Voor stages in de thuisverpleegkunde was het aandachtspunt dat ook eerstejaars de kans zouden moeten krijgen om stage te lopen in de thuisverpleegkunde, en niet alleen de tweede- en derdejaars. Voor de ouderenzorg is het probleem dat die stageplaatsen juist gebruikt worden voor de eerstejaarsstudenten, terwijl zij eigenlijk meer baat zouden hebben met stages in het derde jaar, waarbij ze de volle verantwoordelijkheid van een verpleegkundige kunnen opnemen op een dienst in het woonzorgcentrum.
Ondertussen zijn er effectief al nieuwe vormen van stage ontwikkeld, zowel in de thuisverpleegkunde, met onder andere supervisierondes in de namiddag, in de woonzorgcentra, met de introductie van het concept van leerwerkplaats waarbij studenten verpleegkunde een afdeling volledig overnemen, en in de psychiatrie, met onder andere het ontstaan van leerwerkplaatsen.
In de verschillende provincies heeft men heel concreet nog verder gewerkt op het aspect ‘stage’. In West-Vlaanderen heeft men de website www.zorgvoorstage.be ontwikkeld.

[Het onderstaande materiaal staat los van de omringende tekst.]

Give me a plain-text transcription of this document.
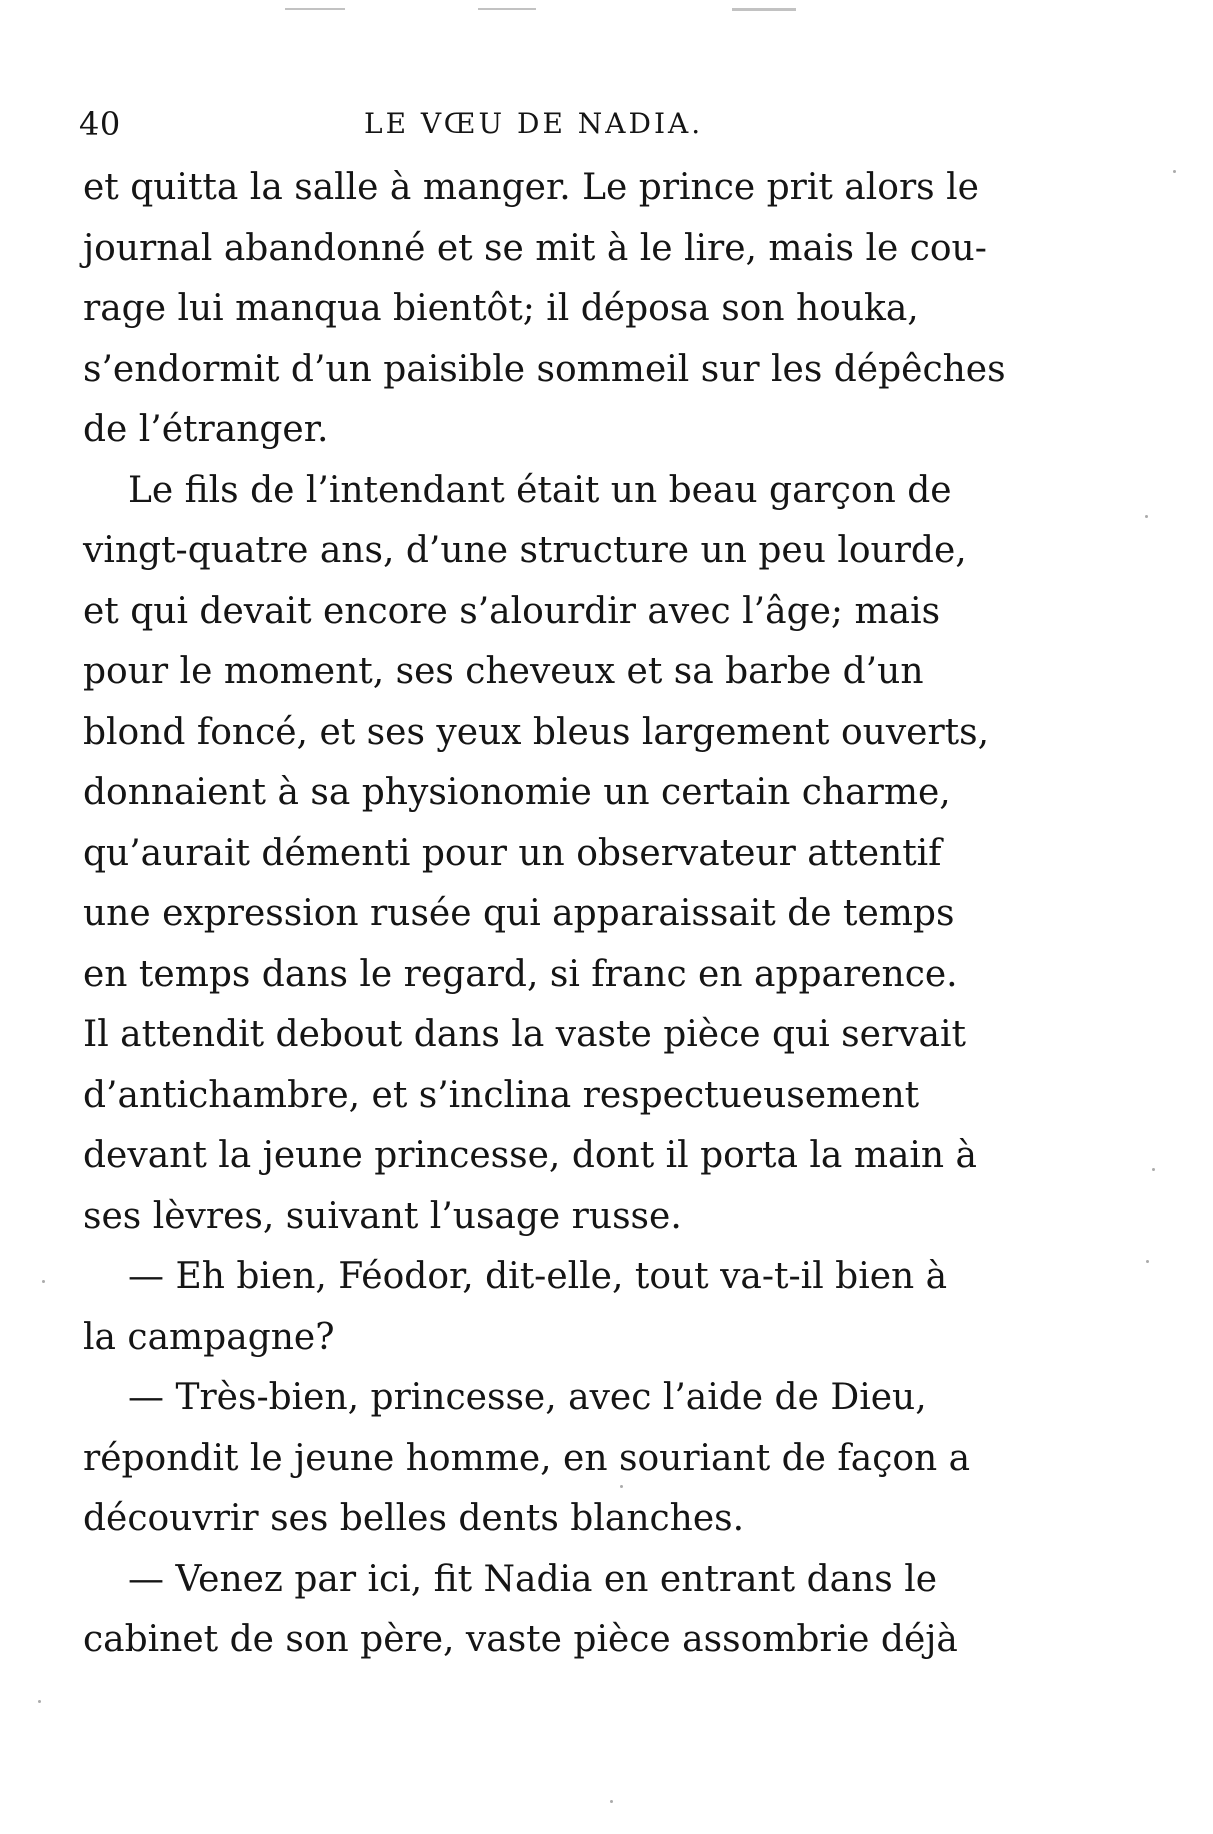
40	LE VŒU DE NADIA.
et quitta la salle à manger. Le prince prit alors le
journal abandonné et se mit à le lire, mais le cou-
rage lui manqua bientôt; il déposa son houka,
s’endormit d’un paisible sommeil sur les dépêches
de l’étranger.
Le fils de l’intendant était un beau garçon de
vingt-quatre ans, d’une structure un peu lourde,
et qui devait encore s’alourdir avec l’âge; mais
pour le moment, ses cheveux et sa barbe d’un
blond foncé, et ses yeux bleus largement ouverts,
donnaient à sa physionomie un certain charme,
qu’aurait démenti pour un observateur attentif
une expression rusée qui apparaissait de temps
en temps dans le regard, si franc en apparence.
Il attendit debout dans la vaste pièce qui servait
d’antichambre, et s’inclina respectueusement
devant la jeune princesse, dont il porta la main à
ses lèvres, suivant l’usage russe.
— Eh bien, Féodor, dit-elle, tout va-t-il bien à
la campagne?
— Très-bien, princesse, avec l’aide de Dieu,
répondit le jeune homme, en souriant de façon a
découvrir ses belles dents blanches.
— Venez par ici, fit Nadia en entrant dans le
cabinet de son père, vaste pièce assombrie déjà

Het is een heel mooie website, die zich richt tot de studenten, de praktijkbegeleiders en de mentoren. In Vlaams-Brabant heeft men een tool ontwikkeld voor de evaluatie van stages. In Limburg heeft men een heel uitgebreid charter ontwikkeld, dat ondertekend werd door de woonzorgcentra en de hogescholen, evenals handvaten voor mentoren en een stageposter voor de hbo5-opleiding (hoger beroepsonderwijs) verpleegkunde.
In Antwerpen heeft men op 10 december 2013 een ontmoetingsdag georganiseerd over stages, onder de hoofding ‘Samenwerken voor betere leermomenten op een zorgstage’. In Oost-Vlaanderen is sinds begin 2013 een werkgroep actief die voortvloeit uit een inspiratiedag rond stages, waarbij men onder meer heeft voortgebouwd op het werk dat in West-Vlaanderen al is verricht met betrekking tot stages. Het Vlaamse charter werd in Oost-Vlaanderen ondertekend door de ouderenzorgsector en de hogescholen.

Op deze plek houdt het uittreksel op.